Don was a member of a group of individuals who halted the City of Campbell River’s extensive plans to develop the Beaver Lodge Lands into much-needed housing and major road network. He was active in Campbell River Fish and Wildlife Assocation and the Campbell River Environmental Council (CREC), an umbrella group of local conservation organizations.
When the City of Campbell River unveiled extensive plans to open up a popular forested area for housing subdivision, it was members of CREC that pointed out to the city that the area known as the Beaver Lodge Lands was deeded to the province as as an experimental forest back in the 1930s by forest industry magnate H.R. MacMillan. MacMillan recognized even back then that the province’s rate of harvesting trees would leave the cupboard bare and that replanting was needed. So, he donated about 1,000 hectares of forest west of what would become the City of Campbell River for that purpose.
The area was clear cut and then re-seeded with all manner of species with the intention to see how well they regrew. They regrew well, for the most part, and over the decades the community at the mouth of the Campbell River grew and grew as well. The forest west of the community had become a popular outdoor recreation resource and the deed to the province was filed and mostly forgotten. When the city recognized that its historical pattern of growth – spreading south along the foreshore – would put too much pressure on services, the decision was made to push development westward. An extensive plan of streets and cul de sacs was drawn up.
Don and others in CREC said, “Wait a minute, isn’t it a provincial forest?”
They set about finding proof of that in the form of the actual deed written up by McMillan and the province. Which they did. It brought all the city’s plans to develop all that forest land to a screeching halt. In the ensuing years, portions of the original deeded land had been carved off for the airport and for the college.
To reinstate the original deed, trade-offs had to be negotiated and the city pointed out the need for a secondary north-south road for safety reasons as much as traffic movement (if the Old Island Highway was blocked, how would evacuations or emergency vehicle movement happen). That became the Dogwood Street extension which currently slices through the Beaver Lodge Forest Lands. To protect this forest from further encroachment, a specific piece of legislation had to be drafted and passed by the provincial legislature. That was facilitated by then-North Island MLA and Attorney General, Colin Gabelmann.
It was a massive story and took a huge effort on the part of a lot of people to see that the forest was protected and that an administrative structure got set up to oversee it. Former forestry manager and later Beaver Lodge volunteer Ron Burrell said Don was a driving force in the development of the Beaverlodge Trust Committee. He collaborated on the many issues in the formation of the “Beaverlodge Resource Use plan 1994” which has been updated and remains the guiding principle for activities in the Beaverlodge, Burrell said.

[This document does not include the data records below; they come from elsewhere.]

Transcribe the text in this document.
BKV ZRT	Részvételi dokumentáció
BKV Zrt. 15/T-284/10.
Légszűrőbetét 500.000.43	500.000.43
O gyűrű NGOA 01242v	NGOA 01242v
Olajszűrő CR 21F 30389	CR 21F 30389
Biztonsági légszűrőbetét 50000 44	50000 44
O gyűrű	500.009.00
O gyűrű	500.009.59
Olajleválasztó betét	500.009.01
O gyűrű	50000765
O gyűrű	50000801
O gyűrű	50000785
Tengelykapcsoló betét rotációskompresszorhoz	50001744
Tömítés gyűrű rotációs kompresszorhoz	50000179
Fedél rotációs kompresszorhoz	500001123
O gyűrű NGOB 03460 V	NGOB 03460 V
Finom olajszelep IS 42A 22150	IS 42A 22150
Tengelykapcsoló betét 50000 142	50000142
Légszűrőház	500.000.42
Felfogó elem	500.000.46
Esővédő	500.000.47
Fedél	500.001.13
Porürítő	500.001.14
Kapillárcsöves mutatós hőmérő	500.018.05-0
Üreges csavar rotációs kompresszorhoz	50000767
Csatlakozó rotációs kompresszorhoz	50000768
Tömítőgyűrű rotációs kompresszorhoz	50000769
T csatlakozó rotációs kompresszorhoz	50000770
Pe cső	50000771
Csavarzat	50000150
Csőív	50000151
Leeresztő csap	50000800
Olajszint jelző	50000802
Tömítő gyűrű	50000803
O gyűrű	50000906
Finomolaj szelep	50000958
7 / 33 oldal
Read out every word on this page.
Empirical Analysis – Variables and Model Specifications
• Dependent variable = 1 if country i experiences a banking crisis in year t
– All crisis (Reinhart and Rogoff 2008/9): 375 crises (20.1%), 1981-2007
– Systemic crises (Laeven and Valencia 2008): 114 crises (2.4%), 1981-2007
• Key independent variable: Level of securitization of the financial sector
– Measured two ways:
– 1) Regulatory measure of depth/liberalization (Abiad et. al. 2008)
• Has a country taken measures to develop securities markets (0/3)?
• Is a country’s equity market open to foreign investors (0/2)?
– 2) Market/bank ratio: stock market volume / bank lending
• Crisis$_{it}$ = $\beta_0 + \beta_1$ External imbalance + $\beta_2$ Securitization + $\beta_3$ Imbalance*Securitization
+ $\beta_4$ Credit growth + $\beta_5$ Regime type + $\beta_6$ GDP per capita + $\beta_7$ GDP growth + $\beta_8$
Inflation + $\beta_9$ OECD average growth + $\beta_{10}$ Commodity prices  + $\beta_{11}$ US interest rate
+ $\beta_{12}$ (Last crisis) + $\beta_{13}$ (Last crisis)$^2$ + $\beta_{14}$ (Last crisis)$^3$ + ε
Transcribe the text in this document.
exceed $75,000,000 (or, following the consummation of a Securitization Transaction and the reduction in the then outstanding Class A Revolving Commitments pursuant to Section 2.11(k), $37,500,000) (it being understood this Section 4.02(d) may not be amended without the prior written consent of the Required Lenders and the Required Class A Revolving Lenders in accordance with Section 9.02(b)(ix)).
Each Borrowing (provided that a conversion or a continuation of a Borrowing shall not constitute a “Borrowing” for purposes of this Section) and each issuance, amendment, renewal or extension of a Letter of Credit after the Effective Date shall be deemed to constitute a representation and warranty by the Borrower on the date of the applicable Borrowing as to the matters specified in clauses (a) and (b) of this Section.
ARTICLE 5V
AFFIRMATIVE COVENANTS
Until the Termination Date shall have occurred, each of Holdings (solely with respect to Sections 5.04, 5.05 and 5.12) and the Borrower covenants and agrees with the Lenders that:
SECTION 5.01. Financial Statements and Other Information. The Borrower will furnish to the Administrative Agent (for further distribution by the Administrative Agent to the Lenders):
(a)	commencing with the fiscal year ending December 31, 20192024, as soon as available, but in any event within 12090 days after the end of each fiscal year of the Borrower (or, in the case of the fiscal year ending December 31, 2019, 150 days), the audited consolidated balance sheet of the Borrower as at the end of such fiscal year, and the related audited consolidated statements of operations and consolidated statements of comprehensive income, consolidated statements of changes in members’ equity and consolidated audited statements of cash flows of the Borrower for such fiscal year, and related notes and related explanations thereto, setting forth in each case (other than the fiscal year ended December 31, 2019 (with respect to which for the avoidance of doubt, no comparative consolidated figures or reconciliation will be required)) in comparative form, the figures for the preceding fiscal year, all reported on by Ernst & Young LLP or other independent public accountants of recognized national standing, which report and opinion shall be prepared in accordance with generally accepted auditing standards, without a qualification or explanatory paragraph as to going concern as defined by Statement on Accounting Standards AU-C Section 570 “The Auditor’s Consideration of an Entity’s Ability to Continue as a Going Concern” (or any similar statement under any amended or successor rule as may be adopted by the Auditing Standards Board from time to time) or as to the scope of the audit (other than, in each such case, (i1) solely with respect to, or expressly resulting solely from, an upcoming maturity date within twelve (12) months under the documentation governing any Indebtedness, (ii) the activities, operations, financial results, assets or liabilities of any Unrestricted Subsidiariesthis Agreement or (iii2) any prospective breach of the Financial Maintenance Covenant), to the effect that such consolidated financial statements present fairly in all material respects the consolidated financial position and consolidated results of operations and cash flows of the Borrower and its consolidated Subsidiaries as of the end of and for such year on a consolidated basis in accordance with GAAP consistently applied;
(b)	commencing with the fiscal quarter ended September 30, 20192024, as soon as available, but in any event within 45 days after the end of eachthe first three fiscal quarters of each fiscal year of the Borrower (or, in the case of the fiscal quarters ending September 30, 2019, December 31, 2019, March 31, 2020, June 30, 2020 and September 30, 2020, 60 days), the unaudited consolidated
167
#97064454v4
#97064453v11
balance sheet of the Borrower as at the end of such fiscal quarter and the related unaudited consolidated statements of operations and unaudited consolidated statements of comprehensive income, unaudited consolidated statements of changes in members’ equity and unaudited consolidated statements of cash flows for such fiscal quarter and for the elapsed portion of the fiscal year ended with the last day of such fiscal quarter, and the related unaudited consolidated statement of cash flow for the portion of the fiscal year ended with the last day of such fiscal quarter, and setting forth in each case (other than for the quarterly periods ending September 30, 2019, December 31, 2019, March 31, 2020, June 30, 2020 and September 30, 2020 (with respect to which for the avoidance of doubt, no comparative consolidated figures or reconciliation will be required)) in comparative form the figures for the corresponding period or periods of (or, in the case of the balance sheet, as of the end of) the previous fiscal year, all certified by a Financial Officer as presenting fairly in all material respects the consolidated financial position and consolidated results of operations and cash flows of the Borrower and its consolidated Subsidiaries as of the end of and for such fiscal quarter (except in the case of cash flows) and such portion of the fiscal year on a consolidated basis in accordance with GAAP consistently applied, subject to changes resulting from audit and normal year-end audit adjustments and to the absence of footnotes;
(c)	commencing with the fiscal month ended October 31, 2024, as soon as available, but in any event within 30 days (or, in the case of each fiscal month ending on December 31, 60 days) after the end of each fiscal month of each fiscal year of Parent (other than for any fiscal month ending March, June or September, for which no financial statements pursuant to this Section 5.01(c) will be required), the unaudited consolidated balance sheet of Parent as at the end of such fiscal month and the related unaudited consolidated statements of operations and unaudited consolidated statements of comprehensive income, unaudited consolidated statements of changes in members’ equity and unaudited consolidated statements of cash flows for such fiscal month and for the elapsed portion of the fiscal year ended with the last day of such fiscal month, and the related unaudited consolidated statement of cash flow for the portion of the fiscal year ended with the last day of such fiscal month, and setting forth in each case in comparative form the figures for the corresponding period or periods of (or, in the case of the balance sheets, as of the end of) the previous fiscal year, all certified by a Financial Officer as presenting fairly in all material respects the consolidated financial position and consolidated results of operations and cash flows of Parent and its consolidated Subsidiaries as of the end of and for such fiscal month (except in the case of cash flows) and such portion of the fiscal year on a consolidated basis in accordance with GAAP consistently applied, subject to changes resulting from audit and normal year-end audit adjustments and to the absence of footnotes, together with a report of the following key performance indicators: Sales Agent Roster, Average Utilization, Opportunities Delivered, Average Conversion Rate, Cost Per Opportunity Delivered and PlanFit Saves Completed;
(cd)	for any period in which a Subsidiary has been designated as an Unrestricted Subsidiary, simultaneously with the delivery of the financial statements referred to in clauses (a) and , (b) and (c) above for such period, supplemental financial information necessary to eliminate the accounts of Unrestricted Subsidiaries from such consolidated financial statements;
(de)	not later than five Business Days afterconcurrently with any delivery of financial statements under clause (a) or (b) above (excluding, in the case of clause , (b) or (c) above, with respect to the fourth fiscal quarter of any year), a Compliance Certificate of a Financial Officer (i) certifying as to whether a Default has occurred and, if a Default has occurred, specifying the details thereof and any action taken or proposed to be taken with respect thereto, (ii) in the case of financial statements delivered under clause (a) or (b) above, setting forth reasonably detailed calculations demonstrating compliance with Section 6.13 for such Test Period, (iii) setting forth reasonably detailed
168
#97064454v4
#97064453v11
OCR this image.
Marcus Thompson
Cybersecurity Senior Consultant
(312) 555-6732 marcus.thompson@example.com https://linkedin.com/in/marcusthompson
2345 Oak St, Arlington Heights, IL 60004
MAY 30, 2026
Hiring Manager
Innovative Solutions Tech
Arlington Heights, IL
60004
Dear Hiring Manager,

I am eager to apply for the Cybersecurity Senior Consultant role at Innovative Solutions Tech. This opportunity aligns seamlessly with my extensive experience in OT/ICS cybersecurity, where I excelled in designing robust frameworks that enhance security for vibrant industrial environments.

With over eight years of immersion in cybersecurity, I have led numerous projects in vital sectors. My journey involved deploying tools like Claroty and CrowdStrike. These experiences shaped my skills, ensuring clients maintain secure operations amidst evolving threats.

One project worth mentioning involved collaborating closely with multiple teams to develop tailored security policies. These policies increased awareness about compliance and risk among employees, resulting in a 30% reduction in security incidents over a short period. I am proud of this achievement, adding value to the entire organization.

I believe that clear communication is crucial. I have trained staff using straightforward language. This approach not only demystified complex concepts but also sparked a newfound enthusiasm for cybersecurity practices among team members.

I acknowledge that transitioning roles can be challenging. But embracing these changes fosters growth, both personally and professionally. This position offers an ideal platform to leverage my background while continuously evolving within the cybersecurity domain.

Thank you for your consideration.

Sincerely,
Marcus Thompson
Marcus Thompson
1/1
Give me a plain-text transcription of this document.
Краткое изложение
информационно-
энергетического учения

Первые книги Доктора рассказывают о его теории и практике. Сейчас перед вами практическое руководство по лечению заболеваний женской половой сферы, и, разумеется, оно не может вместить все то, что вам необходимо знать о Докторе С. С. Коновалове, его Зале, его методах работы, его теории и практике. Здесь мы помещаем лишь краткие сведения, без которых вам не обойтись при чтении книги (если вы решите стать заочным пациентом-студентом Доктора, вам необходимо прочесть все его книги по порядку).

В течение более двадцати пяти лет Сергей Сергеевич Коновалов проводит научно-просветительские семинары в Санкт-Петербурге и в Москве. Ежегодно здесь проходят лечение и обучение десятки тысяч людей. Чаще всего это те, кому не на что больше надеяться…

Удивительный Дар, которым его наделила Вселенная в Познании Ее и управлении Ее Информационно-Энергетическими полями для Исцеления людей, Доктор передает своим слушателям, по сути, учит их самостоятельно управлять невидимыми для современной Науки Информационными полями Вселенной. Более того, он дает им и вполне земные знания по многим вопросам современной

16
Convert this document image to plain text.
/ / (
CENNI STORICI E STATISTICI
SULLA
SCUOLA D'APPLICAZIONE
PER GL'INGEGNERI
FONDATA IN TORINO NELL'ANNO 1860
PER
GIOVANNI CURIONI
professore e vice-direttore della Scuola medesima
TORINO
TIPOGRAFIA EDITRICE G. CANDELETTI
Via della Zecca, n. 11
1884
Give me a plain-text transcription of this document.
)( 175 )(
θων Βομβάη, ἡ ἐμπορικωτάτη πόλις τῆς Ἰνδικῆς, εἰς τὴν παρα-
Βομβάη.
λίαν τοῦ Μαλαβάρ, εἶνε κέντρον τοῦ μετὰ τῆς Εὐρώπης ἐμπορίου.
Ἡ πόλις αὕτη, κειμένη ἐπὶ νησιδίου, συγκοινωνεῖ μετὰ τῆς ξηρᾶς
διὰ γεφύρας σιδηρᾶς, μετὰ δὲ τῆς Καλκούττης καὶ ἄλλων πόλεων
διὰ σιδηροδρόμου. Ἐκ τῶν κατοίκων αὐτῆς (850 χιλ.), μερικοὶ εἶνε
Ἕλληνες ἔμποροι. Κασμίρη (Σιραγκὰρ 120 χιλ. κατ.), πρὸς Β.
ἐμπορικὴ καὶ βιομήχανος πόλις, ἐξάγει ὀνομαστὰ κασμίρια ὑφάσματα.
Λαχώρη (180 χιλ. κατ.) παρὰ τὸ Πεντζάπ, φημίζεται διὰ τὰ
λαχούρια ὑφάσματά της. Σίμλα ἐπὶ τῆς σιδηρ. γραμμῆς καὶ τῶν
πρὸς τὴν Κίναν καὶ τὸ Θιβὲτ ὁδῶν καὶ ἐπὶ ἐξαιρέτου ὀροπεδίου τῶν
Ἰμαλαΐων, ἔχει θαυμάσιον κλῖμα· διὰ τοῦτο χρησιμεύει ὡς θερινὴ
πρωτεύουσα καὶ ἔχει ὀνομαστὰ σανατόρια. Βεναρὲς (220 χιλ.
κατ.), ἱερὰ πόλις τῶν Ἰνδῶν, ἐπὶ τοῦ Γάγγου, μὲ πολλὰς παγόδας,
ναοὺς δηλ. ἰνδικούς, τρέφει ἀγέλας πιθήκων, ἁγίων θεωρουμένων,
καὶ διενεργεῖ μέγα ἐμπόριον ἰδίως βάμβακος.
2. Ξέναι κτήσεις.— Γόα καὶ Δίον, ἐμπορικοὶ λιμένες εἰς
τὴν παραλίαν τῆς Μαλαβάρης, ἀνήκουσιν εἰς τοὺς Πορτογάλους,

“(Then-Forest) Minister (Andrew) Pettter called Don ‘The Protector of the Beaverlodge,’” Burrell said. “Don remained a strong voice for the protection and conservation of the Beaverlodge for the last 25 years.
“His integrity, honesty and commitment to the environment set a very high standard and our community owes him our thanks.”
Coun. Charlie Cornfield agrees that Don was an integral part of the effort to reinstate the Beaver Lodge Lands as well as the trust committee formed afterwards.
“Don was on there right from Day one and stuck with it for us all,” Cornfield said.
It was not an easy structure to set up, Cornfield said. Most people considered the Beaver Lodge a park (and still do). But it’s not a park and the committee was set up to ensure the spirit of the original deed was maintained.
“Don was instrumental in making sure that that happened and the government stayed true to the (original) trust,” Cornfield said.
Cornfield says Don was a “good fighter” but was always respectful no matter that you had a different point of view. But he didn’t back down.
“If he believed in something, he stood up for something he believed in,” Cornfield said.
A trail in the Beaver Lodge Lands is named after Don. Cornfield says that’s a fitting tribute.
“Don lived a good life and contributed lots,” Cornfield said.